ARNOLD WAYNE JONES | Executive Editor
jones@dallasvoice.com

The Dallas International Film Festival begins its 13th iteration this week, with seven days of screenings of features, shorts and documentaries of all kinds … and among them, several gay-themed entries. But while the festival — by its name — is “international,” some of the most prominent queerness is highly local.

First, the Texas stuff:

One queer short (which screens as part of the Narrative Shorts 3 program) is Chicle, which deals with a teenaged Latina and the unexpected visitor on the day of her grandfather’s funeral. It is directed by DFW-based filmmaker Lizette Barrera. (It debuted last month at SXSW.)
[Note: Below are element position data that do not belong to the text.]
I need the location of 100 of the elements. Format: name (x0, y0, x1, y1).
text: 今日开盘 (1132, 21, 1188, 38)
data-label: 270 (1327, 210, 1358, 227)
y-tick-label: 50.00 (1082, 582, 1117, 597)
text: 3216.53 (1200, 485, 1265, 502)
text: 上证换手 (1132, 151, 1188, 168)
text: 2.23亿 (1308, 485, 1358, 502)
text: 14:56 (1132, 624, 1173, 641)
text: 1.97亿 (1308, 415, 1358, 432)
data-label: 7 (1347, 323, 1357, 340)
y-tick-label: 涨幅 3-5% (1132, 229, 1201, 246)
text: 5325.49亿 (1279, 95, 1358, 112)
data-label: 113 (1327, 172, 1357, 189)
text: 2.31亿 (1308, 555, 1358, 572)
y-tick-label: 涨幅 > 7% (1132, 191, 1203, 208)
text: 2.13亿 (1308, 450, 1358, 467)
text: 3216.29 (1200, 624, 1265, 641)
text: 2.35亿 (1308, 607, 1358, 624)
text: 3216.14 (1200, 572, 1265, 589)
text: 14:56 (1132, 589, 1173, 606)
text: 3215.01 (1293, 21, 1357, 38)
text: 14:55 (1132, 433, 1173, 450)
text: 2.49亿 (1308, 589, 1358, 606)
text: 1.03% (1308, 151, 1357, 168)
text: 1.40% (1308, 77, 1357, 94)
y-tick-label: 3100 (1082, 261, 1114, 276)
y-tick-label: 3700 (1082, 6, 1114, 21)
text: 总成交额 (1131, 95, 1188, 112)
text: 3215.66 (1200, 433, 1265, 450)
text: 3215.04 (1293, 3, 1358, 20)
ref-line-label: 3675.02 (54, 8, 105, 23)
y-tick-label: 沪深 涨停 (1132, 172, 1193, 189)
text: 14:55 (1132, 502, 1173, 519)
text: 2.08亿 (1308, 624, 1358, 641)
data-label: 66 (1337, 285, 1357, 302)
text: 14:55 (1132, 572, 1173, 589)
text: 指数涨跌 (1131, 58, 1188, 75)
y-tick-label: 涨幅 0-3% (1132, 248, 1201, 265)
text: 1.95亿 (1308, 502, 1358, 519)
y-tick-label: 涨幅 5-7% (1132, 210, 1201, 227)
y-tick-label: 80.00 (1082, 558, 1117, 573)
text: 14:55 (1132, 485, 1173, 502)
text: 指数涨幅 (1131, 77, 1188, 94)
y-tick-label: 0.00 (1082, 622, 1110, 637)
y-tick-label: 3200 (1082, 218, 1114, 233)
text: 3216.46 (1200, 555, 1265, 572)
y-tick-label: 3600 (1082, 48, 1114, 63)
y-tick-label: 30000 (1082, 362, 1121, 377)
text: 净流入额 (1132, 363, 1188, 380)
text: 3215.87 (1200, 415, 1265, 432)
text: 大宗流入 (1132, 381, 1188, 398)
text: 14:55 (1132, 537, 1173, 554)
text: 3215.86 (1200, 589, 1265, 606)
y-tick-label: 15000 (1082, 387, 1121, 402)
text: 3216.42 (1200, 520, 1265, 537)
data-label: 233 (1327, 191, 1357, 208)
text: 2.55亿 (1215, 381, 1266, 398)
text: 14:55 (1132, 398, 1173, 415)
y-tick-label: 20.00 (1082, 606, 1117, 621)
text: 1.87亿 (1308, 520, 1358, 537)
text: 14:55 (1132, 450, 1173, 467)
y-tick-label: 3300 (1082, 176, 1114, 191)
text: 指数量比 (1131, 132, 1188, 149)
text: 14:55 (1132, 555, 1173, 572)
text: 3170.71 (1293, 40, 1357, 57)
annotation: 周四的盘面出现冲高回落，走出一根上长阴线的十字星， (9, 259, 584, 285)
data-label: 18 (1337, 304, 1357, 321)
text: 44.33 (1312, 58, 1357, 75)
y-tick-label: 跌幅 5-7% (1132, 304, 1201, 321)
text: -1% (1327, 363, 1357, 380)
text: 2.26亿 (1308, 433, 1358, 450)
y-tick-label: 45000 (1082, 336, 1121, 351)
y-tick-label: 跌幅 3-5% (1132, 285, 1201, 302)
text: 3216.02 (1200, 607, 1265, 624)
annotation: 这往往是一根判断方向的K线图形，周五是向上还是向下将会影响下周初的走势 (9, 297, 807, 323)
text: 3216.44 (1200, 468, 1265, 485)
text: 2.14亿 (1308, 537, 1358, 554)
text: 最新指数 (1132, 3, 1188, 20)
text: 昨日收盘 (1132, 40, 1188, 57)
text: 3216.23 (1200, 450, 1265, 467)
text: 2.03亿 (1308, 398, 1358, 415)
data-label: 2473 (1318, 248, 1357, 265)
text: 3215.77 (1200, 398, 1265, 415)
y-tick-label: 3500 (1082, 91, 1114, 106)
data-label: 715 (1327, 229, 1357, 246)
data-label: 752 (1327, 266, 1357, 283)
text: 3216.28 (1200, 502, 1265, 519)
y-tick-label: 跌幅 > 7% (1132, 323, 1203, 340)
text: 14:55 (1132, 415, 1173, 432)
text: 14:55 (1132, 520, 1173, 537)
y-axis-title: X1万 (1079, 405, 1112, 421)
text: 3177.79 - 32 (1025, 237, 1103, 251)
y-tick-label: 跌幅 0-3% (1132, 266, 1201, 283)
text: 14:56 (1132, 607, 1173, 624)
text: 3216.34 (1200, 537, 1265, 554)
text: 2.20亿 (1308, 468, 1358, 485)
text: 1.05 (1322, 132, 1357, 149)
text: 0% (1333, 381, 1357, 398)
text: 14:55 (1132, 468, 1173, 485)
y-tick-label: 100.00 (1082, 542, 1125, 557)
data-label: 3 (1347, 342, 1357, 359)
Mack Wrestles (which screens as part of the Documentary Shorts 2 program) is about a trans boy from Euless who struggles for acceptance despite his athletic prowess.

The Queen’s New Clothes (which screens as part of the Documentary Shorts 1 program) profiles out 90-year-old costume designer Winn Morton, who prepares outrageous outfits for small-town Texas pageants. Also in that program, but from farther away, is Lasting Marks, a short about the effects of Thatcher’s Britain on her LGBT constituents.
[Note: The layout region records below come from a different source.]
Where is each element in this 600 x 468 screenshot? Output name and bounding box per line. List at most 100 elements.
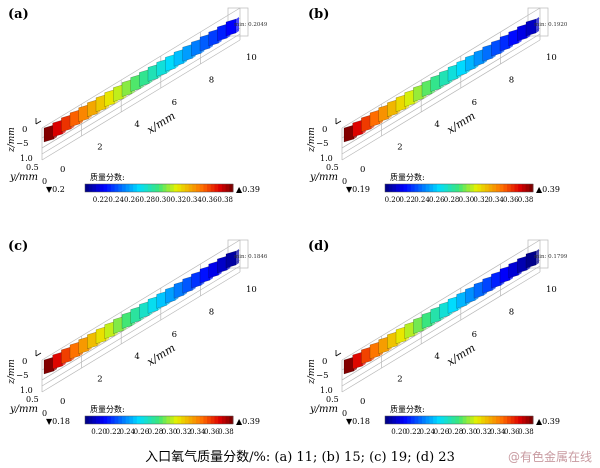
colorbar-tick: 0.20 bbox=[391, 428, 407, 436]
colorbar-tick: 0.30 bbox=[162, 428, 178, 436]
colorbar bbox=[84, 415, 234, 425]
fin-slice bbox=[439, 301, 450, 319]
fin-slice bbox=[482, 275, 493, 294]
colorbar-tick: 0.20 bbox=[385, 196, 401, 204]
x-tick-label: 4 bbox=[434, 352, 439, 362]
colorbar-tick: 0.36 bbox=[503, 196, 519, 204]
colorbar-tick: 0.34 bbox=[490, 428, 506, 436]
colorbar-tick: 0.26 bbox=[124, 196, 140, 204]
legend-min: ▼0.18 bbox=[346, 417, 370, 426]
colorbar-tick: 0.30 bbox=[155, 196, 171, 204]
fin-slice-side bbox=[536, 17, 539, 33]
min-annotation: min: 0.2049 bbox=[234, 22, 268, 28]
x-tick-label: 0 bbox=[60, 397, 65, 407]
colorbar-tick: 0.22 bbox=[399, 196, 415, 204]
x-tick-label: 0 bbox=[360, 165, 365, 175]
fin-slice bbox=[352, 119, 363, 138]
fin-slice bbox=[182, 275, 193, 294]
x-tick-label: 8 bbox=[509, 75, 514, 85]
z-tick-label: −5 bbox=[16, 371, 29, 381]
colorbar-tick: 0.34 bbox=[186, 196, 202, 204]
z-tick-label: 0 bbox=[322, 125, 327, 135]
z-tick-label: 0 bbox=[322, 357, 327, 367]
fin-slice bbox=[430, 74, 441, 92]
y-axis-label: y/mm bbox=[309, 172, 338, 183]
fin-slice bbox=[404, 321, 415, 340]
legend-max: ▲0.39 bbox=[536, 185, 560, 194]
x-tick-label: 10 bbox=[546, 285, 557, 295]
legend-title: 质量分数: bbox=[390, 404, 425, 414]
y-tick-label: 1.0 bbox=[20, 154, 33, 163]
colorbar-tick: 0.22 bbox=[405, 428, 421, 436]
colorbar-tick: 0.20 bbox=[91, 428, 107, 436]
fin-slice bbox=[447, 296, 459, 314]
colorbar-tick: 0.32 bbox=[171, 196, 187, 204]
legend-min: ▼0.19 bbox=[346, 185, 370, 194]
fin-slice bbox=[508, 260, 519, 279]
fin-slice bbox=[387, 331, 398, 350]
fin-slice bbox=[361, 114, 372, 133]
z-tick-label: −5 bbox=[316, 371, 329, 381]
fin-slice bbox=[191, 270, 202, 289]
panel-label: (b) bbox=[308, 7, 329, 22]
colorbar-tick: 0.28 bbox=[140, 196, 156, 204]
watermark: @有色金属在线 bbox=[507, 450, 592, 464]
fin-slice bbox=[378, 336, 389, 355]
x-axis-label: x/mm bbox=[445, 109, 478, 136]
fin-slice bbox=[387, 99, 398, 118]
fin-slice bbox=[508, 28, 519, 47]
colorbar-tick: 0.36 bbox=[202, 196, 218, 204]
x-tick-label: 6 bbox=[472, 98, 477, 108]
z-axis-label: z/mm bbox=[307, 127, 317, 153]
fin-slice bbox=[52, 351, 63, 370]
fin-slice bbox=[413, 84, 424, 102]
colorbar bbox=[84, 183, 234, 193]
colorbar-tick: 0.26 bbox=[134, 428, 150, 436]
x-tick-label: 6 bbox=[172, 98, 177, 108]
fin-slice bbox=[491, 270, 502, 289]
fin-slice bbox=[208, 260, 219, 279]
colorbar-tick: 0.38 bbox=[217, 196, 233, 204]
colorbar-tick: 0.38 bbox=[518, 196, 534, 204]
fin-slice-side bbox=[236, 17, 239, 33]
panel-label: (a) bbox=[8, 7, 29, 22]
x-tick-label: 4 bbox=[134, 352, 139, 362]
colorbar-tick: 0.28 bbox=[444, 196, 460, 204]
panel-label: (d) bbox=[308, 239, 329, 254]
colorbar-tick: 0.26 bbox=[434, 428, 450, 436]
figure-caption: 入口氧气质量分数/%: (a) 11; (b) 15; (c) 19; (d) … bbox=[145, 450, 455, 465]
x-tick-label: 2 bbox=[397, 143, 402, 153]
colorbar-tick: 0.24 bbox=[419, 428, 435, 436]
colorbar-tick: 0.24 bbox=[108, 196, 124, 204]
x-tick-label: 10 bbox=[246, 285, 257, 295]
x-tick-label: 10 bbox=[246, 53, 257, 63]
z-tick-label: 0 bbox=[22, 125, 27, 135]
x-tick-label: 2 bbox=[97, 143, 102, 153]
z-tick-label: −5 bbox=[16, 139, 29, 149]
x-tick-label: 6 bbox=[472, 330, 477, 340]
x-tick-label: 6 bbox=[172, 330, 177, 340]
legend-title: 质量分数: bbox=[90, 172, 125, 182]
colorbar-tick: 0.32 bbox=[473, 196, 489, 204]
z-axis-label: z/mm bbox=[7, 359, 17, 385]
fin-slice bbox=[456, 291, 467, 309]
colorbar-tick: 0.26 bbox=[429, 196, 445, 204]
fin-slice bbox=[395, 326, 407, 345]
fin-slice bbox=[482, 43, 493, 62]
x-tick-label: 0 bbox=[60, 165, 65, 175]
legend-title: 质量分数: bbox=[90, 404, 125, 414]
x-tick-label: 8 bbox=[509, 307, 514, 317]
fin-slice bbox=[456, 59, 467, 77]
y-axis-label: y/mm bbox=[9, 404, 38, 415]
min-annotation: min: 0.1799 bbox=[534, 254, 568, 260]
fin-slice bbox=[165, 285, 176, 304]
fin-slice bbox=[69, 341, 81, 360]
fin-slice bbox=[352, 351, 363, 370]
colorbar-tick: 0.28 bbox=[148, 428, 164, 436]
y-tick-label: 1.0 bbox=[320, 386, 333, 395]
colorbar-tick: 0.34 bbox=[488, 196, 504, 204]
Which leads us into some overseas features with gay content.

Diamantino is a goofy sports fantasy rom Portugal about the world’s greatest soccer player, who loses his gift only to discover the real meaning of life. (Look for a review next week.)

Sorry Angel, pictured above, is a queer romance from French filmmaker Christopher Honoré. Set in Paris in 1993 during the height of the AIDS epidemic, it profiles an HIV-positive writer who meets a spirited young man and finds hope just as his diagnosis would indicate something more dire.
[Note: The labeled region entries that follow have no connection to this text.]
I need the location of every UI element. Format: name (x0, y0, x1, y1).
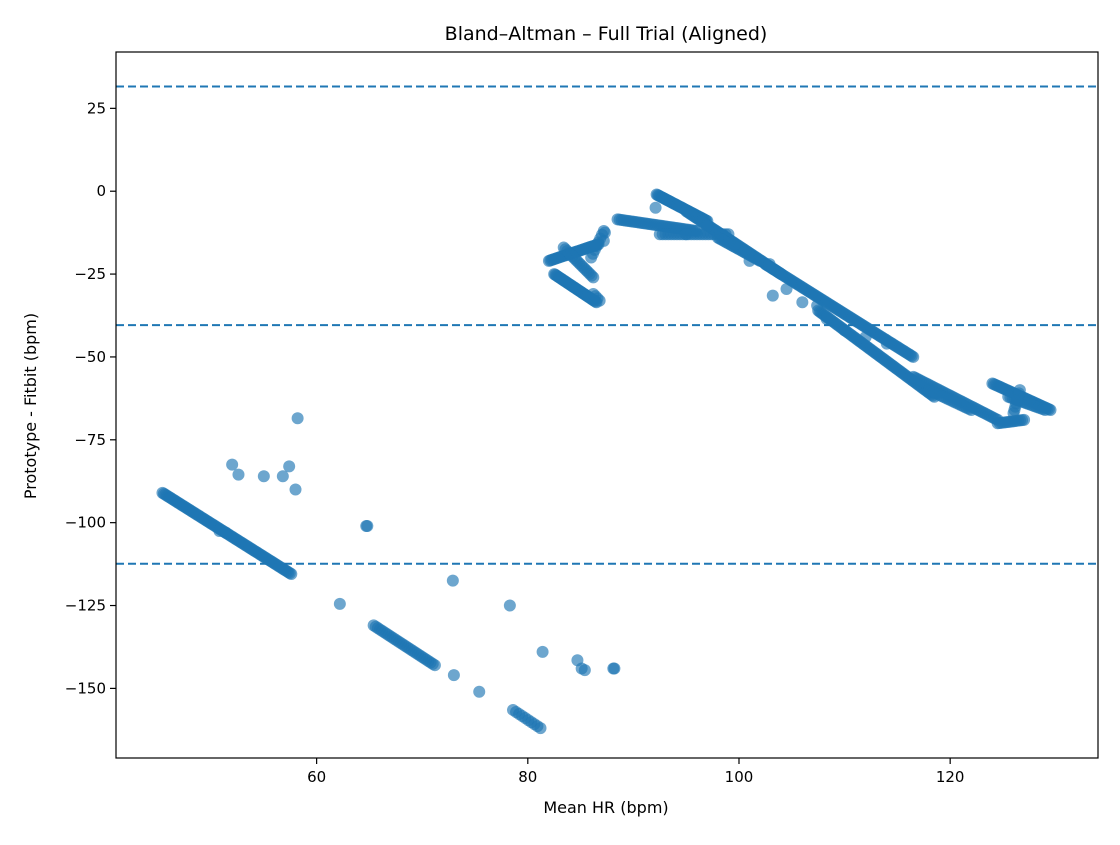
data-point (447, 669, 460, 682)
data-point (1018, 413, 1031, 426)
data-point (446, 574, 459, 587)
data-points (156, 188, 1057, 735)
data-point (219, 526, 232, 539)
data-point (536, 645, 549, 658)
y-tick-label: −25 (74, 265, 106, 283)
y-tick-label: 25 (87, 99, 106, 117)
x-tick-label: 100 (725, 768, 754, 786)
data-point (607, 662, 620, 675)
data-point (593, 294, 606, 307)
x-tick-label: 80 (518, 768, 537, 786)
data-point (743, 254, 756, 267)
data-point (780, 282, 793, 295)
y-tick-label: −125 (65, 597, 106, 615)
y-axis-ticks: 25 0 −25 −50 −75 −100 −125 −150 (65, 99, 116, 697)
x-tick-label: 60 (307, 768, 326, 786)
x-tick-label: 120 (936, 768, 965, 786)
data-point (763, 258, 776, 271)
data-point (680, 228, 693, 241)
y-tick-label: 0 (96, 182, 106, 200)
data-point (811, 299, 824, 312)
data-point (285, 568, 298, 581)
data-point (796, 296, 809, 309)
data-point (276, 470, 289, 483)
data-point (880, 337, 893, 350)
chart-title: Bland–Altman – Full Trial (Aligned) (445, 23, 768, 45)
data-point (1039, 403, 1052, 416)
data-point (649, 201, 662, 214)
data-point (503, 599, 516, 612)
data-point (232, 468, 245, 481)
y-tick-label: −100 (65, 514, 106, 532)
data-point (838, 324, 851, 337)
x-axis-label: Mean HR (bpm) (543, 798, 668, 817)
y-tick-label: −75 (74, 431, 106, 449)
data-point (578, 664, 591, 677)
data-point (473, 685, 486, 698)
x-axis-ticks: 60 80 100 120 (307, 758, 964, 786)
data-point (428, 659, 441, 672)
data-point (965, 403, 978, 416)
data-point (283, 460, 296, 473)
data-point (598, 226, 611, 239)
data-point (820, 312, 833, 325)
data-point (257, 470, 270, 483)
data-point (226, 458, 239, 471)
data-point (859, 331, 872, 344)
y-axis-label: Prototype - Fitbit (bpm) (21, 313, 40, 499)
data-point (291, 412, 304, 425)
data-point (534, 722, 547, 735)
data-point (289, 483, 302, 496)
data-point (1013, 384, 1026, 397)
y-tick-label: −50 (74, 348, 106, 366)
y-tick-label: −150 (65, 679, 106, 697)
data-point (333, 597, 346, 610)
plot-frame (115, 51, 1099, 759)
data-point (701, 220, 714, 233)
data-point (907, 350, 920, 363)
data-point (360, 519, 373, 532)
data-point (766, 289, 779, 302)
data-point (728, 238, 741, 251)
data-point (587, 271, 600, 284)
Also of interest to local queer filmgoers: Running with Beto (which I saw at SXSW) profiles El Paso Congressman Beto O’Rourke’s campaign to become the first Democrat elected to state-wide office in Texas in more than a generation, when he took on Canadian-born Sen. Rafael “Ted” Cruz…. International Falls, the film adaptation of North Texas-based writer-actor Thomas Ward’s play International Falls, which debuted at WaterTower Theatre several years ago…. and Extremely Wicked, Shockingly Evil and Vile, which profiles serial killer Ted Bundy (played by Zac Efron) from the perspective of his devoted girlfriend. The feature is directed by documentarian Joe Berlinger, whose nonfiction series Conversations with a Killer: The Ted Bundy Tapes — which prominently features Dallas journalist Hugh Aynesworth — is currently streaming on Netflix.